吐息。
俺の目の前には、布団が敷かれている。それはいつもの光景だ。というか何もおかしい事ではない、これから寝るのだから用意して当然だ。
だが一つ、いや二つ明らかな違和感がそこにはあった。
一つは一つの布団に二つの枕と──一人の女の子。
「どうした? 明日も早いんだろう?」
「い、いやそれはそうなんだけど……」
どうやら愛花は本気で俺と同じふとんで眠るつもりらしい。アキラがそれに凄まじい抗議を繰り返していたのだが、愛花の「なにがそんなに駄目なんだ?」という、邪気の無い純粋な問いかけにアキラは言葉を詰まらせた。
「アキラもだが、ただ一緒に寝るというだけだろう? 何をそんなに嫌がるんだ?」
「嫌がるというかさ……あまりよろしくないというか」
「だから、一体何がよろしくないんだ? ちゃんと具体的に言ってくれないとわからないぞ」
それを言われてしまうと確かにそうかも知れないが、濁すからこそ距離感が保てるというか、それを具体的に説明してしまったら気まずくなるだけな気もするが。
小難しい事を抜きにして言ってしまえば、こちとら歳頃の男子高校生──中退済みだが──だ、同じ歳の、それもとびきり美少女の愛花と寝るのは、その。
いや、止めておこう。無心でいるべきだ。何も考えてはいけない、少しでも意識すれば眠るどころじゃなくなる。
「良いよ……とりあえず寝よう」
諦めのように俺は愛花と共に布団に入る。
いつもならスペースの余裕があるが、今日は二人分だ、自然にしていても愛花と肩が触れ合う。
さて、早速だが問題発生だ。後は目を閉じて意識を落としていくつもりだったけれど、すぐ側から流れてくる女の子のシャンプーの香りがそれを邪魔する。
ふわりと、どころではなくガッツリと。すれ違う程度ではわからなかった香りが俺の鼻孔をくすぐる。
質のいいルームフレグランスのようで落ち着く事は落ち着くが、それが愛花から香っているという付加価値が……何を冷静に解析しているんだ、発言の内容が気持ちが悪い。
(うぅ……これは逆に辛いかも……)
やっぱり断るべきだったかもしれない、だけどそれを伝えると切なそうな顔をする愛花を見ると……どうしても出来なかった。
「楓太……寝付けないか?」
気配でわかるのか、愛花に気取られてしまった。
寝たふりをしても無駄だろうと、俺は誤魔化さずに応じる。
「ちょっとな……」
「何かが無いと眠れないとか、か?」
ちょっと待って欲しい。
俺は心の内で愛花に問いかける。
なぁ、愛花。本当の本当に気になるんだが、どうしてそんなに優しい囁き声なんだ。夜だしみんな寝てるし、かもだからかもしれないが、なんでまたそんなASMRみたいな事するんだ……! やめてくれ……本当に眠れなくなる! 精神衛生上よろしくない!

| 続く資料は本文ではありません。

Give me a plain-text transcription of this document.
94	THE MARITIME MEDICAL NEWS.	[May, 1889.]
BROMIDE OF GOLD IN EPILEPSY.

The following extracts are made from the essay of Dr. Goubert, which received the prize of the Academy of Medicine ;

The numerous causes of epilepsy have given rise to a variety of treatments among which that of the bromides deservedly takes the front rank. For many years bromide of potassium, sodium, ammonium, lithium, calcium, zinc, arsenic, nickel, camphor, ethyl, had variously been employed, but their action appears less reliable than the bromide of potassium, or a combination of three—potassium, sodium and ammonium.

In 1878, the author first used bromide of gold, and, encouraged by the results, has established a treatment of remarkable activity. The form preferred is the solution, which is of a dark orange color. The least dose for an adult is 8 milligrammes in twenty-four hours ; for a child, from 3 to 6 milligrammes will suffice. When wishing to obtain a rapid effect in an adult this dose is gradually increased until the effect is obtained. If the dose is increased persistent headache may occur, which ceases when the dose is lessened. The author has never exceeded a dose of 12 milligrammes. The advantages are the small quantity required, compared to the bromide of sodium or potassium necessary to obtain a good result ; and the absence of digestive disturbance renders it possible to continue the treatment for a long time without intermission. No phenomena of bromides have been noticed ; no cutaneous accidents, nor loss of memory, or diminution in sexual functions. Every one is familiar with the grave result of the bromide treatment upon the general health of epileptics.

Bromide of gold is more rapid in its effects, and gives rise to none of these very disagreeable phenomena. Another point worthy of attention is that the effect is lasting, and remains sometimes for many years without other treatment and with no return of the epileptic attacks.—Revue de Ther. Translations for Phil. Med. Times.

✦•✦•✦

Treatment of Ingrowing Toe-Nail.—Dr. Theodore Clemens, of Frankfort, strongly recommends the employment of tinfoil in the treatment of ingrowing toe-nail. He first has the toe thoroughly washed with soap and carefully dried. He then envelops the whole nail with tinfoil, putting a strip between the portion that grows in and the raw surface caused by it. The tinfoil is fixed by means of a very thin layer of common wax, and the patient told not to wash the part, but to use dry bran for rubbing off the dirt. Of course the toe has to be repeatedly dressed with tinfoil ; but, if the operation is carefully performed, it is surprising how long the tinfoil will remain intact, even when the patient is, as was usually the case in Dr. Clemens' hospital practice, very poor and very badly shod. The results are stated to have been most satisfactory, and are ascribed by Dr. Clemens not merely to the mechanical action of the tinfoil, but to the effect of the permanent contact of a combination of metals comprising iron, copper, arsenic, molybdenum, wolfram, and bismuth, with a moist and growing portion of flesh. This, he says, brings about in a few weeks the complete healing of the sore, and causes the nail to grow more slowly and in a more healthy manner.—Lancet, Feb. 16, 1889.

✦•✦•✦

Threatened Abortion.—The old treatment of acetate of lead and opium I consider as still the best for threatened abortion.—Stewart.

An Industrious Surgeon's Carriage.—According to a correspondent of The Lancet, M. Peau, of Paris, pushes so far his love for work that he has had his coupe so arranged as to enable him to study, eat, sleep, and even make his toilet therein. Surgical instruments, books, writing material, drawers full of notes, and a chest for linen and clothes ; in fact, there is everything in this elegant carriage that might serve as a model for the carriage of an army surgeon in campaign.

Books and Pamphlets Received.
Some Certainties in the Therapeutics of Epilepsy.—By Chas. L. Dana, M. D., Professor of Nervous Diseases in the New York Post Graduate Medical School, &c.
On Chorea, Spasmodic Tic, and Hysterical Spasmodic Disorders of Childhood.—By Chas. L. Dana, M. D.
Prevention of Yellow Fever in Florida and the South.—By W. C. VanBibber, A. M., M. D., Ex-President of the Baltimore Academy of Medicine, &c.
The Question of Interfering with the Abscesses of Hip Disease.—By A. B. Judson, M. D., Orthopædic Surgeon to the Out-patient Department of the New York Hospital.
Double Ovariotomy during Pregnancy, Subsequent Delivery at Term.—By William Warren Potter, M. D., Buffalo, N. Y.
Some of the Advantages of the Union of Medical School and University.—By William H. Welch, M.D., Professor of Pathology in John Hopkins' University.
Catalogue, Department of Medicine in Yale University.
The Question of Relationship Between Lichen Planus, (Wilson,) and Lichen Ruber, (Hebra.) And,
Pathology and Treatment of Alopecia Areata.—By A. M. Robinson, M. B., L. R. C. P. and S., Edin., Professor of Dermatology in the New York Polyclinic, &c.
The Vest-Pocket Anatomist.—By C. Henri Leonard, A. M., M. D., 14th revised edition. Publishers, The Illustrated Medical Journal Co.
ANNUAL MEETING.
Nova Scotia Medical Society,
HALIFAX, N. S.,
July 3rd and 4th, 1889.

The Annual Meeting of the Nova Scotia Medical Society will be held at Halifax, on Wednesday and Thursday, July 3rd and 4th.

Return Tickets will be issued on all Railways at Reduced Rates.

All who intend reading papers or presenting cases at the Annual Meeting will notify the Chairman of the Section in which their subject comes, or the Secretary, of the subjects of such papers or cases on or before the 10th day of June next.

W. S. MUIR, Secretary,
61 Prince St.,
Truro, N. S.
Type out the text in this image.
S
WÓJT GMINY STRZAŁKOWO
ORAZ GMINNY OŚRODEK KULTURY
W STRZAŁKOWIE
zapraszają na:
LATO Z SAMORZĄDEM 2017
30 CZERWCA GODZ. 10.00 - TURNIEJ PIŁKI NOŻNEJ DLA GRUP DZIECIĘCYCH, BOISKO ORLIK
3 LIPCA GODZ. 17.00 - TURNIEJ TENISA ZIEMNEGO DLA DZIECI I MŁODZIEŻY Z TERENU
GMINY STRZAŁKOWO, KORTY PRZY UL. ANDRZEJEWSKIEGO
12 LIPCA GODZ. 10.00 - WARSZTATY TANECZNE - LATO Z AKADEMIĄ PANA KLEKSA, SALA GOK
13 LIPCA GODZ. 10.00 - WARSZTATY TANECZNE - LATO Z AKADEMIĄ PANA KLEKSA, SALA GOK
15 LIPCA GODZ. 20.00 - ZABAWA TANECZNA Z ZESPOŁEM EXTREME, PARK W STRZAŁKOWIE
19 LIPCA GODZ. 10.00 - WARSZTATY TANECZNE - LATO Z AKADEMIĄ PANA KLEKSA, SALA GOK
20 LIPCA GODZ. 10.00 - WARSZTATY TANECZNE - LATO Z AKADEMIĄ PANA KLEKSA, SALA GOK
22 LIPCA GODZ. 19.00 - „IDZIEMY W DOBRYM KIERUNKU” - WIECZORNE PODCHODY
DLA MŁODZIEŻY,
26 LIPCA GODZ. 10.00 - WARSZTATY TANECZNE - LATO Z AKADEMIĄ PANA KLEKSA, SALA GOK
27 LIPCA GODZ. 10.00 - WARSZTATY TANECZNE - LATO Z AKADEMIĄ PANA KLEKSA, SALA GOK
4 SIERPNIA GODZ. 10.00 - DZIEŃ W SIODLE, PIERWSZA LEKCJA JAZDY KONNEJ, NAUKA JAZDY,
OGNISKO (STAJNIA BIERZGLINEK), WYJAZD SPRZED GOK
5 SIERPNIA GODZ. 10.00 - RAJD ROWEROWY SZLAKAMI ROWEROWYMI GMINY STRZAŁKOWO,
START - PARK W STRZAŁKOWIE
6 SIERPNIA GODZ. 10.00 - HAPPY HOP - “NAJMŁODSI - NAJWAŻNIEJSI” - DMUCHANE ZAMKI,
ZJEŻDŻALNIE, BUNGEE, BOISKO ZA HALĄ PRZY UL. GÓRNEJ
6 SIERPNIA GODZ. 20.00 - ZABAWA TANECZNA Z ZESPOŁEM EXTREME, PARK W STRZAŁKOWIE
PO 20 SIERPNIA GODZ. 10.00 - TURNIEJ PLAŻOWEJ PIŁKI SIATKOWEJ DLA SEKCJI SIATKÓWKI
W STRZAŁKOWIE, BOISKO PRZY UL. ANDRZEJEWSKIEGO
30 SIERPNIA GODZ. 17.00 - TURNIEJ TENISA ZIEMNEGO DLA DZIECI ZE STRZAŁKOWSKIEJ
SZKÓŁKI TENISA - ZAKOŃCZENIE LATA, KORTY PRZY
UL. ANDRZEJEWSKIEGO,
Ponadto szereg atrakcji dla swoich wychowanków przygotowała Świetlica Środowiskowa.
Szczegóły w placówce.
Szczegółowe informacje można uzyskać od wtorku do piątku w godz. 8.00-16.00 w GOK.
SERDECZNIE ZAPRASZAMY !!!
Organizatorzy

とは面と向かって言えないから、当然やめてはくれないわけだが。
「よし、私が小さい頃に母さんによくしてもらっていた事を試してみよう」
「え、なに……?」
戸惑っていると、右手が柔らかな温もりに包まれる。
それが愛花の両手であるということには、出来れば気付きたくはなかったかもしれない。
この空気、不味い。
心音が愛花に聞こえてしまわないか怖くなった。
「こうやって、誰かに手を握ってもらうと、すごく安心できるだろう?」
「あ、あぁそうだな……」
くそぅ、可愛いなぁ。こうやって、こんなに近くでまじまじと見ると。
アキラも叶ももちろん可愛いが、今のこの状況は愛花の可愛いさというか、魅力というか。そういうものを何倍にも膨れ上がらせていた。
「これで眠れそうか?」
「そ、そうだな。これなら……」
むしろ更に寝付けそうに無くなってしまったが、俺はこれ以上何かされてしまう前にこれで手を打ってもらおうと目を閉じる。
「おやすみ、楓太……」
両手で握られている以上、俺と愛花は向かい合っている。
すぐ目の前に整った顔立ち。眼福だが、眼を閉じなければ。
しかし問題はまだまだ俺を眠らせてはくれないようだ。
愛花と向かい合ってから、なかなか眠れずに無理矢理にでも目を閉じて三十分程が経った頃だった。
「んぅ……」
時折漏れる淡い吐息と、幼い子どものような声に俺の心はかき乱される。
(お、俺に……眠れる日は来るのか……?)
結局その日は朝まで眠る事ができず、昼間の家事もあくびを噛み殺しながらやる羽目になるのだった。